ファーストオーダーの結成も、ベン・ソロのダークサイドへの転落も、ハンとレイアの別離も、ルークのジェダイの弟子たちの虐殺とルークの隠遁も、全て6年前の話です。

レイの過去に関しては、本作には何も書かれていませんが、もしレイがジェダイ寺院で訓練を受けて、ナイツ・オブ・レンによる虐殺を実際に目撃していたのであれば、レイは6年前には13歳だったはず。となると、「フォースの覚醒」でジャクーに見捨てられていた子供時代の彼女の姿と年齢が一致しないように思えます。

ジェダイへの裏切りは本作で描かれている期間、もしくは本作の直前に起きているように暗示されています。レイアは本作の中で何度もルークとベンに連絡を取ろうとしますが、返ってくるのは通信エラーのみ。もしフォースに敏感なレイアなら、なにかが起きたと気づいたのでは……?

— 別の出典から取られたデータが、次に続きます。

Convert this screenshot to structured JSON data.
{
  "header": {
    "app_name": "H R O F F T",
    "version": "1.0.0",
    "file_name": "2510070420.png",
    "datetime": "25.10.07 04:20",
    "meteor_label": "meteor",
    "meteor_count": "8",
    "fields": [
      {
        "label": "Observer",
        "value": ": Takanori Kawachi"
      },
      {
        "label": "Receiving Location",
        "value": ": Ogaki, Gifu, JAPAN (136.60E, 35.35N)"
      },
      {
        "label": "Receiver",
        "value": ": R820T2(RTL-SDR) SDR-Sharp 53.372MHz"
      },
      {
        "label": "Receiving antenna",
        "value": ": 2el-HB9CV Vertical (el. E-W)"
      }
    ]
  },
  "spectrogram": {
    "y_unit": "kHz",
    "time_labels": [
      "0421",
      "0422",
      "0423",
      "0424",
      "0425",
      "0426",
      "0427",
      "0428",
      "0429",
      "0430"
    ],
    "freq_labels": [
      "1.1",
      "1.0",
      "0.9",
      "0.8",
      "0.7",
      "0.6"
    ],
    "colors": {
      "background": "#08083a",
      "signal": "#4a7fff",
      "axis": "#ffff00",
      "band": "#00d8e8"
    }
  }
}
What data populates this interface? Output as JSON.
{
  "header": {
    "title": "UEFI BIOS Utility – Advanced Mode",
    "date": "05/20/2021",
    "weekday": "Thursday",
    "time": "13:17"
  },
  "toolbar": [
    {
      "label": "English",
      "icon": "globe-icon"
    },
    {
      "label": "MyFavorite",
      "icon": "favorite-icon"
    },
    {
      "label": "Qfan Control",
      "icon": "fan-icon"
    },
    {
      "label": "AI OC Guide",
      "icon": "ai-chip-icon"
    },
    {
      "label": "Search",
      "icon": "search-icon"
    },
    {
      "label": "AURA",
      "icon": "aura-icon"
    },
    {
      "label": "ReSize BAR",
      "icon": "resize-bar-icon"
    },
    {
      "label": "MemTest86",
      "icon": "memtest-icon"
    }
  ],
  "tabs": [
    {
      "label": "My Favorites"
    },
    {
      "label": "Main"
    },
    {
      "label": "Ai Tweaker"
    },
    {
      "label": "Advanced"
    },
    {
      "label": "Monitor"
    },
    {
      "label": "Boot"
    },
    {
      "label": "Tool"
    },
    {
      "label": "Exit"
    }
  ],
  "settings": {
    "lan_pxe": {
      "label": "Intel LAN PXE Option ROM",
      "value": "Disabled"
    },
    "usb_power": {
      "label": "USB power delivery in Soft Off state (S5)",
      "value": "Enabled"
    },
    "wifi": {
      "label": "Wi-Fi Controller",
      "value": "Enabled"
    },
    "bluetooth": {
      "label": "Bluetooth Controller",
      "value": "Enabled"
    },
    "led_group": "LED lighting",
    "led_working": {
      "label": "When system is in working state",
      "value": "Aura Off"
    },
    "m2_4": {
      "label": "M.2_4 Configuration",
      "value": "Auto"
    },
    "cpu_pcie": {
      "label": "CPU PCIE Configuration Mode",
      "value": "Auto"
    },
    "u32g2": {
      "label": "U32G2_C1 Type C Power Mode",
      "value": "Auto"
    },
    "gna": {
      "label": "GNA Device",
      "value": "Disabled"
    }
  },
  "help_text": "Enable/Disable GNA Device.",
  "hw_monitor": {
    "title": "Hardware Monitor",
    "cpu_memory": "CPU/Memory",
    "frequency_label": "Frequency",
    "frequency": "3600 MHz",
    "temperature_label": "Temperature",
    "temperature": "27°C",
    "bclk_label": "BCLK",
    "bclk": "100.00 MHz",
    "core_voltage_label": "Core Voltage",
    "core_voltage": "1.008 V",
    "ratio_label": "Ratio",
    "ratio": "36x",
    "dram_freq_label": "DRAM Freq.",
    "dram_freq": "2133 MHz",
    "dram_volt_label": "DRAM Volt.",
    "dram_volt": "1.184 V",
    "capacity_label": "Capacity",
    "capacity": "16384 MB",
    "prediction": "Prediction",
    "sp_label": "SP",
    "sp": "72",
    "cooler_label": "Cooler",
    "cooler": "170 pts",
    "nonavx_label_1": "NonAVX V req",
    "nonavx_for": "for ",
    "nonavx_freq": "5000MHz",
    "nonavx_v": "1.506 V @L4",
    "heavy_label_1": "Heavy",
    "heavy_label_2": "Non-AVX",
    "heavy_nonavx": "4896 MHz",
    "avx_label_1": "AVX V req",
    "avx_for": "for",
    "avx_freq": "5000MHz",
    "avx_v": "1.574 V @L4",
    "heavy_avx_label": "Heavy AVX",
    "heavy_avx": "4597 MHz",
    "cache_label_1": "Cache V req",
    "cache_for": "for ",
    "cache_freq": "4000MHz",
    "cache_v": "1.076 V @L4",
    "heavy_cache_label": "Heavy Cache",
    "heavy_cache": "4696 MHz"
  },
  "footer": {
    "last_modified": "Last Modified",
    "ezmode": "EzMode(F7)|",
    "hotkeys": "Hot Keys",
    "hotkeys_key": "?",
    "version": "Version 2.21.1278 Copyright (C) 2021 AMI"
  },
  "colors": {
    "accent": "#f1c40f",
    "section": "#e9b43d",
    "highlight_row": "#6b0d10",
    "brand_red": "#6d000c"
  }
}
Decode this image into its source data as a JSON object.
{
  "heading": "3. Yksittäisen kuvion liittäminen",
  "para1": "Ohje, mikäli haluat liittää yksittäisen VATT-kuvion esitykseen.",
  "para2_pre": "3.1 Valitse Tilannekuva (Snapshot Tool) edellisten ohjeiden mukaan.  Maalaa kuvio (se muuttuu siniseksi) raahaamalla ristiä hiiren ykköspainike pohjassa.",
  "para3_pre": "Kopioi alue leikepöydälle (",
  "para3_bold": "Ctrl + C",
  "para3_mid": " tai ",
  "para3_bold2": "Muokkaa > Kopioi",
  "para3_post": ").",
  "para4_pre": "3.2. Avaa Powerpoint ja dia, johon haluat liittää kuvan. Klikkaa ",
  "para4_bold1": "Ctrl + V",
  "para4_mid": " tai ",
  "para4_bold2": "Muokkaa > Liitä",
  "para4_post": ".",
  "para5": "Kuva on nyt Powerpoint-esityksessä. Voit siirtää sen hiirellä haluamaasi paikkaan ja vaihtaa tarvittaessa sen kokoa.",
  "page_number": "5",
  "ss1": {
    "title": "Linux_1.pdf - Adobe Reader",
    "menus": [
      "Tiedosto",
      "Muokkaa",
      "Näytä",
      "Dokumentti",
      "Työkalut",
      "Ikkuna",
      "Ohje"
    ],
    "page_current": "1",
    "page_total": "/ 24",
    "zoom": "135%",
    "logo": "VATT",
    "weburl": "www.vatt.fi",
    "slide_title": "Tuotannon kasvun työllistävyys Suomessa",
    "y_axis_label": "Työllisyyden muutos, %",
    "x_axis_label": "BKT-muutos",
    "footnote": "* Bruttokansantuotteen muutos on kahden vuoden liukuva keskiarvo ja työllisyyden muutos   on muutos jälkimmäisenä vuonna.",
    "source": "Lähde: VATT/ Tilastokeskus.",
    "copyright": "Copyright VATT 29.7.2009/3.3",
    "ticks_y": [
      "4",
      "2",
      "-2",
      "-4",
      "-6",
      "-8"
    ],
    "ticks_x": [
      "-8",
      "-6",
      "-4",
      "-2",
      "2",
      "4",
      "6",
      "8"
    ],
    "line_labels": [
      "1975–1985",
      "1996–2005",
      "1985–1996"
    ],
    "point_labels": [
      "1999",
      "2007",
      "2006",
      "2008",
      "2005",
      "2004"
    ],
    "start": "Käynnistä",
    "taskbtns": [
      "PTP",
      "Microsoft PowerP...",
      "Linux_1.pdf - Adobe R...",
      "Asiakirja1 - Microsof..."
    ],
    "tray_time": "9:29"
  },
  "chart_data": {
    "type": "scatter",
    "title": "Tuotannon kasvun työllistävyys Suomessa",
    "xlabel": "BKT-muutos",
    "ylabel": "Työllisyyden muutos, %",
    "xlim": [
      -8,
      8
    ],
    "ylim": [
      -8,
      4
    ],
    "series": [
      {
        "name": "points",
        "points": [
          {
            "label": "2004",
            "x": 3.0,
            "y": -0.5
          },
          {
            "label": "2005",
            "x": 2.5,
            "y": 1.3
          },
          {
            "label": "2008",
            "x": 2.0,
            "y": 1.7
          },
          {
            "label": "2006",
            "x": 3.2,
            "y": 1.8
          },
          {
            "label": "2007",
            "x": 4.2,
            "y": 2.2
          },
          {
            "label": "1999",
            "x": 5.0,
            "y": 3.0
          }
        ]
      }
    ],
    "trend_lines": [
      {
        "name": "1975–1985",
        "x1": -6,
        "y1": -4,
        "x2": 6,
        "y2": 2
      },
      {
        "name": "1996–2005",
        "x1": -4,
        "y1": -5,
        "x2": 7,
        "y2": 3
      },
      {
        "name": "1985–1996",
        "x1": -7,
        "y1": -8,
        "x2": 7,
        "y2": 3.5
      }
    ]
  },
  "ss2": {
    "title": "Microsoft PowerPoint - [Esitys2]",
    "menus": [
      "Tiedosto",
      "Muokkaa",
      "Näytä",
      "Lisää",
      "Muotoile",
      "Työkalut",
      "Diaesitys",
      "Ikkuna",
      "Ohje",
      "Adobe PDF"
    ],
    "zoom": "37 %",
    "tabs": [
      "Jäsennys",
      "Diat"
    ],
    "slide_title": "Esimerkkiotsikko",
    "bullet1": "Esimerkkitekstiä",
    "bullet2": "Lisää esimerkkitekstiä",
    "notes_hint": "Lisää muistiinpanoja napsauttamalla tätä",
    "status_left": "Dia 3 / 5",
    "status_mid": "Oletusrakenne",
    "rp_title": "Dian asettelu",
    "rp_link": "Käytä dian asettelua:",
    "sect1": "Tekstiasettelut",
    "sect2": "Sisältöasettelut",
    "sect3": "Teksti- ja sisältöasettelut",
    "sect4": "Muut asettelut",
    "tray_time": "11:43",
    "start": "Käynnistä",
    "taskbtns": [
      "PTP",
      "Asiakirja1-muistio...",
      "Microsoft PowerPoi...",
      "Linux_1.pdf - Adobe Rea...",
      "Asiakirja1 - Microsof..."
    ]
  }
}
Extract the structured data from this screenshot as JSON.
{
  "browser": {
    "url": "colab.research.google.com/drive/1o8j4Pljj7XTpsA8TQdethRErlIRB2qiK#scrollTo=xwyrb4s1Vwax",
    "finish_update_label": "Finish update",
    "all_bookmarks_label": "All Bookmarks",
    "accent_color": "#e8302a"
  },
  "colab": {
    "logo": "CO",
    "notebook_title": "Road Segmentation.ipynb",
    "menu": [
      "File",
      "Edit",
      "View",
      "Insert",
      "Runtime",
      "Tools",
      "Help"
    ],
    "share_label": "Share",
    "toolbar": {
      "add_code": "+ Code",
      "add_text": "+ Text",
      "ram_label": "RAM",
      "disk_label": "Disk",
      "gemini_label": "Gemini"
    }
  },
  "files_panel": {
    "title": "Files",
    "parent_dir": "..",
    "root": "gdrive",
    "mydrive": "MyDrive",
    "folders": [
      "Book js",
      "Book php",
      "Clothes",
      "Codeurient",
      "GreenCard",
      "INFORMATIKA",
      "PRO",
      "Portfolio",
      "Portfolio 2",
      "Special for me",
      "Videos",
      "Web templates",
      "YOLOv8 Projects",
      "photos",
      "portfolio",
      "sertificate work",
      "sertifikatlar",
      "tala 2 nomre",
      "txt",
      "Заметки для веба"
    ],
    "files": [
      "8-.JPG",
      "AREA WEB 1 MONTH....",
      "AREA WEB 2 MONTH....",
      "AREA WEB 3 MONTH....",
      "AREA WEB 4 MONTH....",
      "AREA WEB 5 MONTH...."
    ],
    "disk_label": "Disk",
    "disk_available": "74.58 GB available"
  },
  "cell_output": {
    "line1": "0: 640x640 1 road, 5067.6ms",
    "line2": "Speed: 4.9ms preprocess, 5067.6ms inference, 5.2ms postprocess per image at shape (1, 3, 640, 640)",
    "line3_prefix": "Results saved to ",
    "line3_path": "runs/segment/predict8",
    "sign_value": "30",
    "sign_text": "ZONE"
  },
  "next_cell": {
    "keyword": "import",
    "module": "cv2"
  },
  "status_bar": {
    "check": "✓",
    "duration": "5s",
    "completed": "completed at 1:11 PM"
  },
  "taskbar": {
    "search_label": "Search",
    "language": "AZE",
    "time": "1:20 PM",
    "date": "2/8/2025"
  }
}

どちらにせよ、「フォースの覚醒」で見られる銀河動乱は、誰にも予測できないほど素早く訪れたようです。


以上、io9のJames Whitbrook記者による「Bloodline」で明かされた主な謎でした。

まだ若かったベンには、両親が祖父の真実を隠していたことは衝撃だったことでしょう。以上の事柄を踏まえて「フォースの覚醒」をあらためて見ると、新たな発見があるかもしれません。